India’s Flipkart launched its first self-branded products, dubbed Flipkart Smart Buy, in December, focusing on phone chargers and data cables.+
The aim is to gain higher margins for the Amazon arch-rival, which in turn could help with profitability.
Internally codenamed Project Ice, Sachin is planning to make self-branded items in more than 40 categories, including electronics and home furnishings. A rollout is expected by April.
Some of the reasons behind this are the same reasons for why Apple is thinking about producing iPhones for India in India, the “Make in India” government initiative:
There are tax benefits and subsidies that sweeten the deal. As per the Make in India site, “in order to boost manufacturing of electronics, the government of India provides a capital subsidy of up to 25 percent for 10 years.”
“As of now, the new label does not have a mandate to make profits, it just has a mandate to set up a Make in India base,” two people aware of the developments told Tech in Asia.
According to the quarterly Indian E-tailing Leadership Index, Amazon still plays second fiddle to Flipkart, which has been ranked number one for the fourth straight quarter in 2016.
Another Indian government initiative, demonetization, has led to Paytm, who recently got the licens to become a payments bank, and other payment providers to rise in popularity:
While Paytm gained from the phasing out of high-value notes, ecommerce players suffered a setback as a cash crunch crippled cash-on-delivery payment, which accounts for a significant chunk of their business.
Flipkart wants to be IPO-ready by the next 12 to 24 months but is lacking a clear growth strategy amidst increasing competition on the Indian market. It is unclear how private labels, aimed at the higher end of the market, will help with that. Like so much at Flipkart lately, this looks like it is mainly about the margins, made for creating a sellable IPO story.
The fierce fight for India is certainly taking a toll on the numbers, unsurprisingly:
Fast-paced growth has come at a steep price for India’s top online retailers- Flipkart, Amazon India and Snapdeal. The combined losses for all three companies doubled to Rs Rs 11,754 crore in fiscal 2016, while combined revenues doubled to Rs 6,802 crore according to financial numbers filed for the three previous fiscal years.
In the previous two years both losses and revenues tripled, signalling slowing growth for an industry where there is a fierce battle underway for leadership.

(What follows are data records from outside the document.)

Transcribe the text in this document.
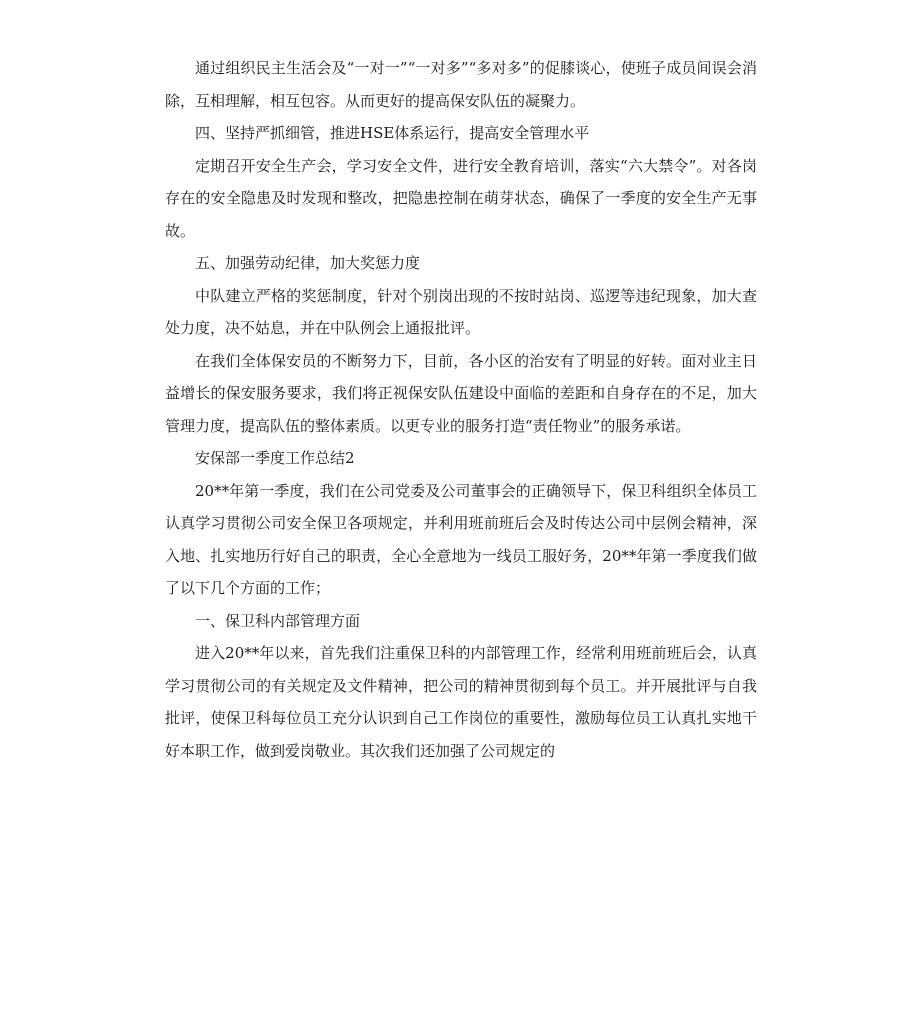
通过组织民主生活会及“一对一”“一对多”“多对多”的促膝谈心，使班子成员间误会消除，互相理解，相互包容。从而更好的提高保安队伍的凝聚力。

四、坚持严抓细管，推进HSE体系运行，提高安全管理水平

定期召开安全生产会，学习安全文件，进行安全教育培训，落实“六大禁令”。对各岗存在的安全隐患及时发现和整改，把隐患控制在萌芽状态，确保了一季度的安全生产无事故。

五、加强劳动纪律，加大奖惩力度

中队建立严格的奖惩制度，针对个别岗出现的不按时站岗、巡逻等违纪现象，加大查处力度，决不姑息，并在中队例会上通报批评。

在我们全体保安员的不断努力下，目前，各小区的治安有了明显的好转。面对业主日益增长的保安服务要求，我们将正视保安队伍建设中面临的差距和自身存在的不足，加大管理力度，提高队伍的整体素质。以更专业的服务打造“责任物业”的服务承诺。

安保部一季度工作总结2

20**年第一季度，我们在公司党委及公司董事会的正确领导下，保卫科组织全体员工认真学习贯彻公司安全保卫各项规定，并利用班前班后会及时传达公司中层例会精神，深入地、扎实地历行好自己的职责，全心全意地为一线员工服好务，20**年第一季度我们做了以下几个方面的工作；

一、保卫科内部管理方面

进入20**年以来，首先我们注重保卫科的内部管理工作，经常利用班前班后会，认真学习贯彻公司的有关规定及文件精神，把公司的精神贯彻到每个员工。并开展批评与自我批评，使保卫科每位员工充分认识到自己工作岗位的重要性，激励每位员工认真扎实地干好本职工作，做到爱岗敬业。其次我们还加强了公司规定的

No suprise then that while Flipkart, Snapdeal, Amazon and Alibaba are heating up the war for the e-commerce market in India, investors have started looking elsewhere, at the wholesale market in India to be specific:
Industry reports currently peg the Indian retail market at US$490 billion and project its growth at a compound annual growth rate of 6 percent to reach US$865 billion by 2023. Tens of millions of small retailers are part of that, and they face issues in sourcing and pricing, just as consumers do. […]
Investors see opportunity in this space amidst the hiatus in the broader ecommerce scene. Evidence comes in today’s announcement of follow-on funding in mobile commerce startup Wydr. The business-to-business (B2B) startup raised an undisclosed amount from its initial investors, Bessemer Venture Partners, Stellaris Venture Partners, and Jungle Venture Partners. Singapore-based Axis Capital also participated in this round. […]
Wydr is an app-based marketplace connecting retailers with manufacturers and wholesalers across categories like fashion, home, automotive, and electronics. It claims to have 1,000 merchants selling their products on the app, and that 200,000 retailers have downloaded the app. With the fresh round of funding, the startup aims to expand its seller base, introduce new categories, and upgrade its technology to deliver more value to users.
“Our app enables easier sourcing and better pricing for retailers while opening up new avenues of sales and better stock liquidation to the merchants,” Devesh Rai, the CEO of Wydr told ET, adding that he plans to expand the seller base from 3,000 to 15,000 in the next six months. The platform has also integrated a chat platform on the app to facilitate price negotiation between buyers and sellers.
Wydr is currently reporting $2.5 million in gross sales per month with a a repeat buyer rate of 45% and growth by 30% every month.